Epstein on the Future of Medicare

The Age of Administrative Excess

Earlier this month, the Supreme Court announced that it would not review the decision of the Court of Appeals for the District of Columbia Circuit in Hall v. Sebelius. The case was, however, of great importance to me as a lawyer who, along with Kent Masterson Brown, had asked the Court to review the case because of what it tells us about the unfortunate state of this nation’s Medicare program. The issues here go not only to its fiscal woes, but also to the sad state of the administrative law that governs the operation of the system.

Medicare: A Broken System

Hall is something of a quixotic lawsuit. Brought by a group of determined small government libertarians, the case raised the simple question of whether the plaintiffs could opt out of the Medicare system without having to forfeit all of their benefits, past and future, through the Social Security system. It should be instantly obvious that there will be no public groundswell to opt out of a system that gives program participants payments over their lifetime that far exceed their contributions to the plan. Indeed, the most recent report from the Medicare trustees detailed the program’s precarious long-term position given its use of general revenues to support its near open-ended entitlement system.

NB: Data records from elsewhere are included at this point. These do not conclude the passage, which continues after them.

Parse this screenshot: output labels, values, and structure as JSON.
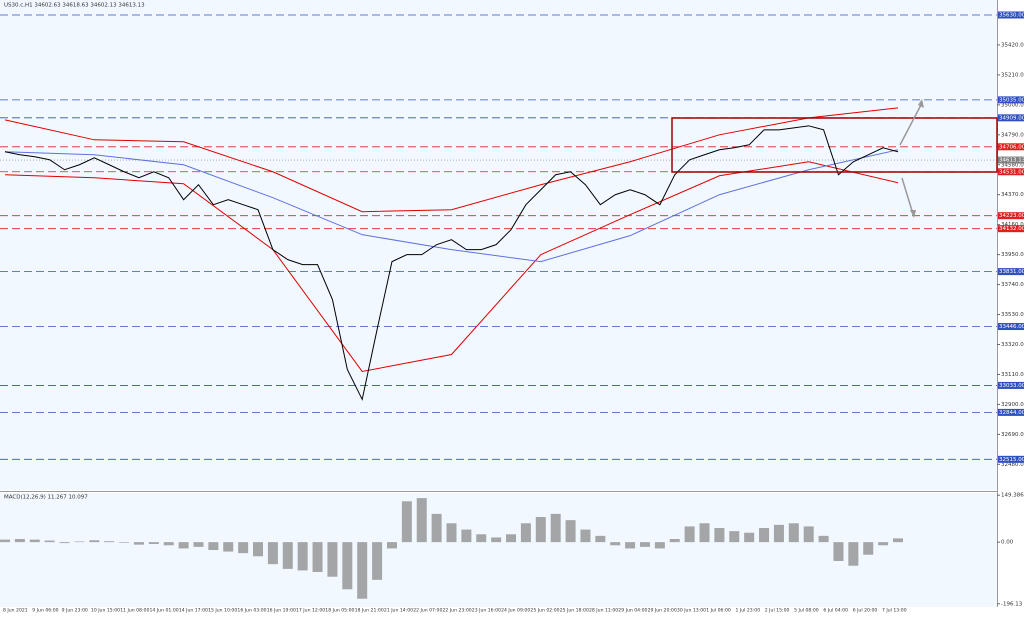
{
  "chart_data": {
    "type": "line",
    "title": "US30.c,H1  34602.63 34618.63 34602.13 34613.13",
    "subtitle": "MACD(12,26,9) 11.267 10.097",
    "time_labels": [
      "8 Jun 2021",
      "9 Jun 06:00",
      "9 Jun 23:00",
      "10 Jun 15:00",
      "11 Jun 08:00",
      "14 Jun 01:00",
      "14 Jun 17:00",
      "15 Jun 10:00",
      "16 Jun 03:00",
      "16 Jun 19:00",
      "17 Jun 12:00",
      "18 Jun 05:00",
      "18 Jun 21:00",
      "21 Jun 14:00",
      "22 Jun 07:00",
      "22 Jun 23:00",
      "23 Jun 16:00",
      "24 Jun 09:00",
      "25 Jun 02:00",
      "25 Jun 18:00",
      "28 Jun 11:00",
      "29 Jun 04:00",
      "29 Jun 20:00",
      "30 Jun 13:00",
      "1 Jul 06:00",
      "1 Jul 23:00",
      "2 Jul 15:00",
      "5 Jul 08:00",
      "6 Jul 04:00",
      "6 Jul 20:00",
      "7 Jul 13:00"
    ],
    "ylim": [
      32300,
      35700
    ],
    "yticks": [
      {
        "value": 35420,
        "label": "35420.00"
      },
      {
        "value": 35210,
        "label": "35210.00"
      },
      {
        "value": 35000,
        "label": "35000.00"
      },
      {
        "value": 34790,
        "label": "34790.00"
      },
      {
        "value": 34580,
        "label": "34580.00"
      },
      {
        "value": 34370,
        "label": "34370.00"
      },
      {
        "value": 34160,
        "label": "34160.00"
      },
      {
        "value": 33950,
        "label": "33950.00"
      },
      {
        "value": 33740,
        "label": "33740.00"
      },
      {
        "value": 33530,
        "label": "33530.00"
      },
      {
        "value": 33320,
        "label": "33320.00"
      },
      {
        "value": 33110,
        "label": "33110.00"
      },
      {
        "value": 32900,
        "label": "32900.00"
      },
      {
        "value": 32690,
        "label": "32690.00"
      },
      {
        "value": 32480,
        "label": "32480.00"
      }
    ],
    "series": [
      {
        "color": "#000000",
        "values": [
          34671,
          34650,
          34636,
          34615,
          34545,
          34580,
          34629,
          34580,
          34531,
          34489,
          34531,
          34489,
          34335,
          34440,
          34300,
          34335,
          34300,
          34265,
          33985,
          33915,
          33880,
          33880,
          33635,
          33145,
          32935,
          33425,
          33901,
          33950,
          33950,
          34020,
          34055,
          33985,
          33985,
          34020,
          34125,
          34300,
          34405,
          34510,
          34531,
          34440,
          34300,
          34370,
          34405,
          34370,
          34300,
          34510,
          34615,
          34650,
          34685,
          34699,
          34720,
          34825,
          34825,
          34839,
          34853,
          34825,
          34510,
          34601,
          34650,
          34699,
          34671
        ]
      }
    ],
    "overlays": [
      {
        "color": "#e00000",
        "x": [
          0,
          6,
          12,
          18,
          24,
          30,
          36,
          42,
          48,
          54,
          60
        ],
        "values": [
          34895,
          34755,
          34741,
          34531,
          34251,
          34265,
          34440,
          34601,
          34790,
          34909,
          34979
        ]
      },
      {
        "color": "#e00000",
        "x": [
          0,
          6,
          12,
          18,
          24,
          30,
          36,
          42,
          48,
          54,
          60
        ],
        "values": [
          34510,
          34489,
          34447,
          33985,
          33131,
          33250,
          33950,
          34230,
          34503,
          34601,
          34454
        ]
      },
      {
        "color": "#6070e0",
        "x": [
          0,
          6,
          12,
          18,
          24,
          30,
          36,
          42,
          48,
          54,
          60
        ],
        "values": [
          34671,
          34650,
          34580,
          34349,
          34090,
          33985,
          33901,
          34083,
          34370,
          34545,
          34685
        ]
      }
    ],
    "levels": [
      {
        "value": 35630,
        "label": "35630.00",
        "color": "#3050c0"
      },
      {
        "value": 35035,
        "label": "35035.00",
        "color": "#3050c0"
      },
      {
        "value": 34909,
        "label": "34909.00",
        "color": "#3050c0"
      },
      {
        "value": 34706,
        "label": "34706.00",
        "color": "#e02020"
      },
      {
        "value": 34531,
        "label": "34531.00",
        "color": "#e02020"
      },
      {
        "value": 34223,
        "label": "34223.00",
        "color": "#e02020"
      },
      {
        "value": 34132,
        "label": "34132.00",
        "color": "#e02020"
      },
      {
        "value": 33831,
        "label": "33831.00",
        "color": "#3050c0"
      },
      {
        "value": 33446,
        "label": "33446.00",
        "color": "#3050c0"
      },
      {
        "value": 33033,
        "label": "33033.00",
        "color": "#3050c0"
      },
      {
        "value": 32844,
        "label": "32844.00",
        "color": "#3050c0"
      },
      {
        "value": 32515,
        "label": "32515.00",
        "color": "#3050c0"
      }
    ],
    "current_price": {
      "value": 34613.13,
      "label": "34613.13",
      "color": "#808080"
    },
    "macd": {
      "color": "#909090",
      "ylim": [
        -200,
        150
      ],
      "yticks": [
        {
          "value": 149.386,
          "label": "149.386"
        },
        {
          "value": 0,
          "label": "0.00"
        },
        {
          "value": -196.13,
          "label": "-196.13"
        }
      ],
      "values": [
        8,
        10,
        8,
        5,
        -3,
        2,
        6,
        3,
        -2,
        -8,
        -6,
        -10,
        -20,
        -15,
        -25,
        -30,
        -35,
        -45,
        -70,
        -85,
        -90,
        -95,
        -110,
        -150,
        -180,
        -120,
        -20,
        130,
        140,
        90,
        60,
        40,
        25,
        15,
        25,
        60,
        80,
        90,
        70,
        40,
        20,
        -10,
        -20,
        -15,
        -20,
        10,
        50,
        60,
        45,
        35,
        30,
        45,
        55,
        60,
        50,
        20,
        -60,
        -75,
        -40,
        -10,
        12
      ]
    }
  }
}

In his Amicus Brief on our behalf, Peter Ferrara of the American Civil Rights Union summarized the grim statistics by noting that Medicare started running deficits in 2008. By 2011, those deficits had reached some $27.7 billion, all of which had to be made up from general revenues. Projecting the program’s future has become more uncertain because of the passage of the Patient Protection and Affordable Care Act, whose impact cannot be accurately judged until the regulations have been finalized and the program has been in operation for at least some time. But even when one sticks with the intermediate estimate of deficits of $125 billion over the next 10 years, the situation is grim. But if those deficits run on the higher end of those estimates to over $680 billion during that period, grim does not begin to capture the result.